Eine
Kultur- und
Genussgeschichte über die
himmlischste Süßigkeit der
Erde
Auszug aus dem Vortrag Von
Wiebke Eden
„Niemand wird es
leugnen: Wenn unsere
Geschmacksnerven
betörende Erregung,
dramatisches Geschehen
und süße Befriedigung
suchen, dann greifen wir
nicht zur Kartoffel und
auch nicht zu
Preiselbeeren. Wir essen
Schokolade.“
Lorna Sass,
amerikanische Autorin.
Als ich an meinem ersten
Roman schrieb, suchten
meine Geschmacksnerven
öfter betörende Erregung.
Dann ging ich zum
Supermarkt um die Ecke und
kaufte Schokolade: eine
Trauben-Nuss-Tafel oder
einen Schokoriegel,
Schoko-Mandelsplitter oder
einen Pudding. Wählerisch
war ich nicht eigentlich.
Schokolade half beim
Ersinnen der Geschichte,
ihrer Figuren und Szenen,
sie half beim Tüfteln an
Sätzen, bei der Auswahl
der Wörter. Sie half bei
Kopfschmerzen und
Schwermut, sie unterstrich
Glücksgefühle – bis ich
das Sitzen nicht mehr
aushielt, das viele
Schreiben, und mir einen
Nebenjob suchte. Einen,
der mich vom Grübeln
abhielt und mir
Sinnlichkeit in den
Arbeitsalltag brachte.
Ich wusste, welchen Job
ich wollte. Einmal war ich
in Berlin-Schöneberg an
einem Laden
vorbeigekommen, der meine
Aufmerksamkeit erregte. Es
war ein Laden, in dem es
aussah wie vor hundert
Jahren: Regale, Fächer,
Schubläden und Tresen aus
dunklem Eichenholz.
Porzellanschüsseln und
Silberschalen mit bunten
Päckchen und Tüten. Ein
Spiegel, Marmortische.
Beim Eintreten duftete es
nach Kaffee, den es im
Ausschank gab, und nach
Schokolade.
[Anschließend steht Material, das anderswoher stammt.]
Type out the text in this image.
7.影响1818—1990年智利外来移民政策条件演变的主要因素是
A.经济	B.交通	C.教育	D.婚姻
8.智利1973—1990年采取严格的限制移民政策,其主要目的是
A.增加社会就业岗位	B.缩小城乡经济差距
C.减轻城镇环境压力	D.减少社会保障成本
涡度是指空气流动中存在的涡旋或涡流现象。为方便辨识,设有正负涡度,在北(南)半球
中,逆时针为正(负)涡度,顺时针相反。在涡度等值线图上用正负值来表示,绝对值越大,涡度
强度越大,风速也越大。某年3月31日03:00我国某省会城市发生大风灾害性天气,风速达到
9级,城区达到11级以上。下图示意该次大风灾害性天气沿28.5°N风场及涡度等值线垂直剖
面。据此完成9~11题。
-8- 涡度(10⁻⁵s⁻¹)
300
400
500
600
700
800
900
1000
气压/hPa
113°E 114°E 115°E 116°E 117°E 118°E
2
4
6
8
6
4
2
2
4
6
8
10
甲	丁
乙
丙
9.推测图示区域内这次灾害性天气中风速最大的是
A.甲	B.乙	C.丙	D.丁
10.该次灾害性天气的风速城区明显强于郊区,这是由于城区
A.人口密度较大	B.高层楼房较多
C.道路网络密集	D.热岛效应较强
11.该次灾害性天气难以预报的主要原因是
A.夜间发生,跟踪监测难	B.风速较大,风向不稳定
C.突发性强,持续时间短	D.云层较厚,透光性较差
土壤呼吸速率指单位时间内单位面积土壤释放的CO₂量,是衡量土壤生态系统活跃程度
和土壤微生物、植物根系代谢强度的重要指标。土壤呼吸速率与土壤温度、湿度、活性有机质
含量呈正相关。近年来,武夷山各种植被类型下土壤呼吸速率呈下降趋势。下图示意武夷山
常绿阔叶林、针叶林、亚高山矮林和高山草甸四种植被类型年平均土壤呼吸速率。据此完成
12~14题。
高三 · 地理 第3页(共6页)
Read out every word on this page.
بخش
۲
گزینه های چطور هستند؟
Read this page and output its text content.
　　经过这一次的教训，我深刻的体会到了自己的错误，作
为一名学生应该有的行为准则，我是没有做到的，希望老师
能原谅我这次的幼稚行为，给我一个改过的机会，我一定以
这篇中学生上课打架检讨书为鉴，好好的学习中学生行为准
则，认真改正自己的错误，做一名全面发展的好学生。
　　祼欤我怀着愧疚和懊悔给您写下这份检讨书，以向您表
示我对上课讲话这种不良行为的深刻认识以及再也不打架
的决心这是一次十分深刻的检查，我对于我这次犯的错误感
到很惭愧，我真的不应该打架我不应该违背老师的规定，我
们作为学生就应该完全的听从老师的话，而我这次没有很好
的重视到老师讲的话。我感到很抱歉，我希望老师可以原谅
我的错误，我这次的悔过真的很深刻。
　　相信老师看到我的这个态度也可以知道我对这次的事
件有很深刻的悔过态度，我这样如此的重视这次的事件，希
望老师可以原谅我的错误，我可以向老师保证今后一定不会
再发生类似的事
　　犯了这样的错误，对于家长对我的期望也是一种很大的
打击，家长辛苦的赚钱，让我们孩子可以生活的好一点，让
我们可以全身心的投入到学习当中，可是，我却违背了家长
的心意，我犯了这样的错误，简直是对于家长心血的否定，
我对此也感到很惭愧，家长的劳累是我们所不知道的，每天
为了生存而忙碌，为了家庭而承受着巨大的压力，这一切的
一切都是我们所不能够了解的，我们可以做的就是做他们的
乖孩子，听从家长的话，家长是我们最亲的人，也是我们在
Es war ein
Laden für internationale
Süßwaren. Die Ausstattung,
so erzählte mir die Chefin
später, war von 1903 und
gehörte früher zu einem
Tabakladen. Statt aus
Zigaretten und
Pfeifenputzern bestand das
Sortiment jetzt aus dem,
was Naschkatzenherzen in
aller Welt begehren:
Trüffel aus Frankreich,
Nougat aus Italien,
Toffees aus England, Halva
aus Griechenland, Lakritze
aus Finnland,
Erdnussriegel aus Amerika,
Ingwerbonbons aus
Indonesien. Und vor allem
Schokolade. In großen und
kleinen Portionen, in
Folien und Schachteln, in
fester und flüssiger Form.
Als ich das nächste Mal
an dem Laden vorbei kam,
fragte ich nach einem
Aushilfsjob. Die Chefin
bat darum, zu einem
späteren Zeitpunkt noch
einmal nachzufragen, was
ich tat. Diesmal trat ich
dem Chef, dem
Lebensgefährten der
Chefin, gegenüber, er
notierte sich meinen Namen
und meine Telefonnummer,
es vergingen Monate, und
eines Tages hatte ich eine
Nachricht von ihm auf
meinem Anrufbeantworter.
Ob ich noch Interesse
hätte, fragte der Chef und
ich rief augenblicklich
zurück.
Zwar begann ich meine
Tätigkeit nicht in dem
Laden in Schöneberg,
sondern in der Filiale in
Zehlendorf. Doch auch die
hatte ihren Charme, war in
einem Bahnhofsgebäude im
Jugendstil untergebracht,
einem wunderschönen
Kuppelbau, in dem sich
außerdem eine Bäckerei,
Fleischerei, ein Kiosk und
ein Obst- und
Gemüsehändler befanden.
Fortan stand ich also
ein- bis zweimal in der
Woche hinterm
Verkaufstresen und
versuchte den Appetit der
Bewohner Zehlendorfs auf
Süßes zu wecken. Ich war
bezaubert. Hatte von
morgens bis abends die
Versuchung in all ihren
Ausprägungen um mich,
kokettierend in
knisternder Verpackung,
und ich widerstand nicht.
Jedes Mal, wenn ich Dienst
tat, nahm ich mindestens
eine Spezialität zu mir:
ein Mandelgebäckstückchen,
ein Nougatherz, ein
Karamellbonbon. Mal hatte
ich von dem einen genug,
mal von dem anderen. Nie
war ich der Schokolade
überdrüssig. Nie hätte ich
nicht zugreifen können. Im
Gegenteil, je vorsichtiger
ich sie kostete, desto
mehr gab ich mich ihr hin.
Den Kunden ging es nicht
anders. Sie kauften
Ingwerstäbchen, Marzipan,
Pfefferminzdrops, doch vor
allem kauften sie
Schokolade. Dunkle, helle,
mit Mandeln, Nüssen,
Orangenstückchen. Es war
qualitativ hochwertige
Schokolade mit erlesenen
Zutaten.
Oft bezahlten die Kunden
mit einem Funkeln in den
Augen. Und ich, die vom
Schreibtisch geflohen war,
um den Kopf auszuschalten,
grübelte erneut. Ich
begann Bücher zu lesen und
im Internet zu forschen,
um Antwort zu finden auf
die Frage:
Was macht die Magie von
Schokolade aus, was ihre
elektrisierende Wirkung,
ihren unwiderstehlichen
Charme? …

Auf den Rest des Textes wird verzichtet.